## What is beta?

The greek leter beta (β) is most-often used to denote the pre-test probability of committing a type II error deemed satisfactory for the test at hand given a specific effect of interest. A test with a lower β is more sensitive towards smaller departures from the null hypothesis and thus has a greater probability of rejecting a false null.

Beta is inversely related to statistical power since POW = 1 - β (from POW(T_{(α)}; μ_{1}) = P(d(X) > c_{(α)}; μ_{1}) and β(T_{(α)}; μ_{1}) = P(d(X) ≤ c_{(α)}; μ = μ_{1}) for any μ_{1} greater than μ_{0}, where c_{(α)} is the significance threshold, d(X) is a test statistic (distance function), μ is the true magnitude of the effect while μ_{1} is the magnitude of the effect under a particular alternative hypothesis H_{1}).

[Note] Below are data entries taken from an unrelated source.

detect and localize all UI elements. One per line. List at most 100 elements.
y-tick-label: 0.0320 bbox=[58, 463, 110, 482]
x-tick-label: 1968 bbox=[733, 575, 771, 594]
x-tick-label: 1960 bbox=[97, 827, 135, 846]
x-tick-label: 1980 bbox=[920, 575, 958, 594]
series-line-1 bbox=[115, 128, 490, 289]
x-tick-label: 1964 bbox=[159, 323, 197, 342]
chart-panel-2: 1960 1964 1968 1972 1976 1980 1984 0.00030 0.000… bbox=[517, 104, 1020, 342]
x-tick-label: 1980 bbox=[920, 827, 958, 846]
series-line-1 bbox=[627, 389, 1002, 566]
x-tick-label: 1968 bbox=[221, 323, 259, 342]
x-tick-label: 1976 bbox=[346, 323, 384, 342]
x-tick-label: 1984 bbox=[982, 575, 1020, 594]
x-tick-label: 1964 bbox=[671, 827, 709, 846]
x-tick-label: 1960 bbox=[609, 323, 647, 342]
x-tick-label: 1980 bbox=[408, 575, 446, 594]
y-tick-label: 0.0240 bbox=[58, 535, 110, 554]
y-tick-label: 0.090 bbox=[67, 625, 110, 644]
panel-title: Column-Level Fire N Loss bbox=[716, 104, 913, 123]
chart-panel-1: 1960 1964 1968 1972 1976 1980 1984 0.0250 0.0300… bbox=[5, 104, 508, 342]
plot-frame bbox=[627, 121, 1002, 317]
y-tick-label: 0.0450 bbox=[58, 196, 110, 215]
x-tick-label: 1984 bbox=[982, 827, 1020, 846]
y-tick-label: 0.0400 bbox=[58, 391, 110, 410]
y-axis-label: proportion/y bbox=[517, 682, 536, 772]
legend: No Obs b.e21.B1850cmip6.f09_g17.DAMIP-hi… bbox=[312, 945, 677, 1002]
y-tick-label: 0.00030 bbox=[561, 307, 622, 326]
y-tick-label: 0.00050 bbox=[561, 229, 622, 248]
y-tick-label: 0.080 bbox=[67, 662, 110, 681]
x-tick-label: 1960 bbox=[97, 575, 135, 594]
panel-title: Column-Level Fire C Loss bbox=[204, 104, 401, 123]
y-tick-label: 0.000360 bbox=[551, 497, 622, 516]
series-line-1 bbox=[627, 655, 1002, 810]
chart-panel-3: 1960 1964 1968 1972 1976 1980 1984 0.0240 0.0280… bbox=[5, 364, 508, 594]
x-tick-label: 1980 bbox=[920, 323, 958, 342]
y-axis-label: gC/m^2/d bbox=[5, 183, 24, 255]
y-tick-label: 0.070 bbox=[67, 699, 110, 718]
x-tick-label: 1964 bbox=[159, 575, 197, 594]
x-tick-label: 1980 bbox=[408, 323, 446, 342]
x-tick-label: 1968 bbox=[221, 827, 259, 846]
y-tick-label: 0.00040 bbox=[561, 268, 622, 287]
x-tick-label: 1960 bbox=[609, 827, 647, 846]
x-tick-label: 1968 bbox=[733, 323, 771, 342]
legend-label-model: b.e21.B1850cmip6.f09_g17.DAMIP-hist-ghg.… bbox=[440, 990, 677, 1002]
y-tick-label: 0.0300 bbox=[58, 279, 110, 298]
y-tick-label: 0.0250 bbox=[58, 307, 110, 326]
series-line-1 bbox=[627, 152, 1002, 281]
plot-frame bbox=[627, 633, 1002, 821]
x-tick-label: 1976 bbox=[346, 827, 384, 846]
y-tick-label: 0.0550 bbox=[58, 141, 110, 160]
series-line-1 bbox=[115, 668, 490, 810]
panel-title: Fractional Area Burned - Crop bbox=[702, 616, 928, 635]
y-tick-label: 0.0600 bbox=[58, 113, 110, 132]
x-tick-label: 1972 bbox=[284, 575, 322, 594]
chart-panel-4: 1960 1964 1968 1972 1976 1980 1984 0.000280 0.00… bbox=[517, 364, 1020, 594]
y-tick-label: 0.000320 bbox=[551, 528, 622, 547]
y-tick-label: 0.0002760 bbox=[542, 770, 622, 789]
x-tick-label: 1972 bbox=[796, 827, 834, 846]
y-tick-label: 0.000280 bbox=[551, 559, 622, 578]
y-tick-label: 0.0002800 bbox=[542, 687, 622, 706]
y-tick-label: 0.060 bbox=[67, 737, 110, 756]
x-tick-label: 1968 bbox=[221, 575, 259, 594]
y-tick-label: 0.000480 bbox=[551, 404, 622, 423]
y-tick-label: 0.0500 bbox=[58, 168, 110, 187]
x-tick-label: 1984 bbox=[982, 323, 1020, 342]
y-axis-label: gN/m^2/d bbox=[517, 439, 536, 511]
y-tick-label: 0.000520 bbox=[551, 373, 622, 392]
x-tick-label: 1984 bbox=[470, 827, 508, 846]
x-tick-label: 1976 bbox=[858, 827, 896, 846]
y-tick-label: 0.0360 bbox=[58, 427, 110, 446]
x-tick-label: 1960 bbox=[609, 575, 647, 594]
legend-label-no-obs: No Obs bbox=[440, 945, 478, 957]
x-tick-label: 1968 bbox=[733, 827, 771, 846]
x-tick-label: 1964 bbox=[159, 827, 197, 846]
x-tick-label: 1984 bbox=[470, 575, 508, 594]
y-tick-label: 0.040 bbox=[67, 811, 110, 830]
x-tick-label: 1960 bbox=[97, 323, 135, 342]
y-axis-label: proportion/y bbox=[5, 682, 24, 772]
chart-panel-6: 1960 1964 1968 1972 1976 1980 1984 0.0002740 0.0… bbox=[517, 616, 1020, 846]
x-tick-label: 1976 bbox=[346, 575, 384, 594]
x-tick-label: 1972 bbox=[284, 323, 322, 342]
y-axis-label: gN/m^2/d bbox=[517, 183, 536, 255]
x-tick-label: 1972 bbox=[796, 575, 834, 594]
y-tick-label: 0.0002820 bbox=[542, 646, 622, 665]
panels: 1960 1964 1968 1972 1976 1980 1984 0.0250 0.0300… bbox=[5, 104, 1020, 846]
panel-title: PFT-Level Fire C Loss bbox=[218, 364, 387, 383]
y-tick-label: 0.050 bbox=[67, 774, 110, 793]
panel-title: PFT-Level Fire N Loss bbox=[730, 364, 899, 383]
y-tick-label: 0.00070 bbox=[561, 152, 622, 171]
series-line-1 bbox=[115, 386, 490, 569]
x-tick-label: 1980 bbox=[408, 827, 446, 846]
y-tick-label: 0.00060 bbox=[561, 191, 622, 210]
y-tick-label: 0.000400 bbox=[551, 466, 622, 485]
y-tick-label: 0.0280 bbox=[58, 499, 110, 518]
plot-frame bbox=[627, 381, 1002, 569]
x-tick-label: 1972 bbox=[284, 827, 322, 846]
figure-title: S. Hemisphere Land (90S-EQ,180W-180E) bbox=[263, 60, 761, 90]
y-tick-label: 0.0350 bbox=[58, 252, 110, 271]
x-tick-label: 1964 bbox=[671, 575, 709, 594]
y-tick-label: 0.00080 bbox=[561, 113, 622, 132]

After a test is complete beta somewhat loses its purpose and while it can still be computed versus different values of interest using a confidence interval to judge the test's sensitivity based on the interval width is a more compelling approach. It should be noted that in case the result was just significant, the test\'s power is always equal to 0.5.

The error rates alpha (α) and beta (β) are inversely related: increasing one decreases the other, assuming fixed variance, sample size and minimum effect of interest.